- Born: 1987 (age 38–39) Bahamas
- Education: BFA, Ball State University (2009); MFA, California State University, Northridge (2014);
- Known for: Contemporary visual art

= April Bey =

American artist (b. 1987)

April Bey (born 1987) is a Bahamian American contemporary visual artist and educator. She is known for her mixed media work which creates commentary on contemporary Black female rhetoric.

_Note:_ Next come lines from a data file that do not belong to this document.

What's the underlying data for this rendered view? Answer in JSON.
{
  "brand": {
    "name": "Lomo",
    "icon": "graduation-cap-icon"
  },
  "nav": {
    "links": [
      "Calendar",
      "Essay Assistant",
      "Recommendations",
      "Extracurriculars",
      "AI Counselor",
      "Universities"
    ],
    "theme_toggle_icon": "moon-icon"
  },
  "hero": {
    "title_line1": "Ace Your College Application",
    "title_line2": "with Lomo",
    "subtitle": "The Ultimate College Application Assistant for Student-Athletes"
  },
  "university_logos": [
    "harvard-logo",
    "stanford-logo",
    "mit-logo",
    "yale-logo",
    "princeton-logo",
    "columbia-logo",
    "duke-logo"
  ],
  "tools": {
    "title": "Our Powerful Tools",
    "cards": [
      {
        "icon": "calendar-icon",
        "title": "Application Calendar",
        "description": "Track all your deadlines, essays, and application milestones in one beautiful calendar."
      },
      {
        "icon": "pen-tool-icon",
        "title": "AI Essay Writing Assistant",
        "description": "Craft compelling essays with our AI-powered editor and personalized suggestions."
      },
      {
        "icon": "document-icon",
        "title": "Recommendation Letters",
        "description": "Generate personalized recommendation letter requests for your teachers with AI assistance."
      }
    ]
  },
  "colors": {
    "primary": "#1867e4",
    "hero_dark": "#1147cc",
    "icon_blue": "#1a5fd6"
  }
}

== Early life and education ==
April Bey grew up on the island New Providence in the Bahamas. She earned a BFA degree in drawing in 2009 from Ball State University, and an MFA in painting in 2014 at California State University, Northridge.

== Career ==
Bey's collage work intertwines a host of materials such as caulking, resin, wood and fabric. Focusing on Black women, Bey captures passion and strength, power and sensuality in her work, which explores the resilience of women and the hypocrisy of societal expectations where women are concerned. Bey uses photographic images of Black female figures in contemporary culture such as Chimamanda Ngozi Adichie, Solange, Issa Rae, and Michaela Coel with text overlaid which speaks of the narratives Black women are currently creating about their identity. Her work has been exhibited at Band of Vices Gallery, Coagula Curatorial, Liquid Courage Gallery and Barnsdall Art Park's Municipal Art Gallery.

She is a tenured professor in the department of studio arts at Glendale Community College.

April Bey's first solo museum exhibition titled, Atlantica, The Gilda Region opened on May 26, 2021, in Los Angeles at the California African American Museum. It is an immersive installation that discusses Afrofuturism, queerness, feminism, and internet culture in Black America.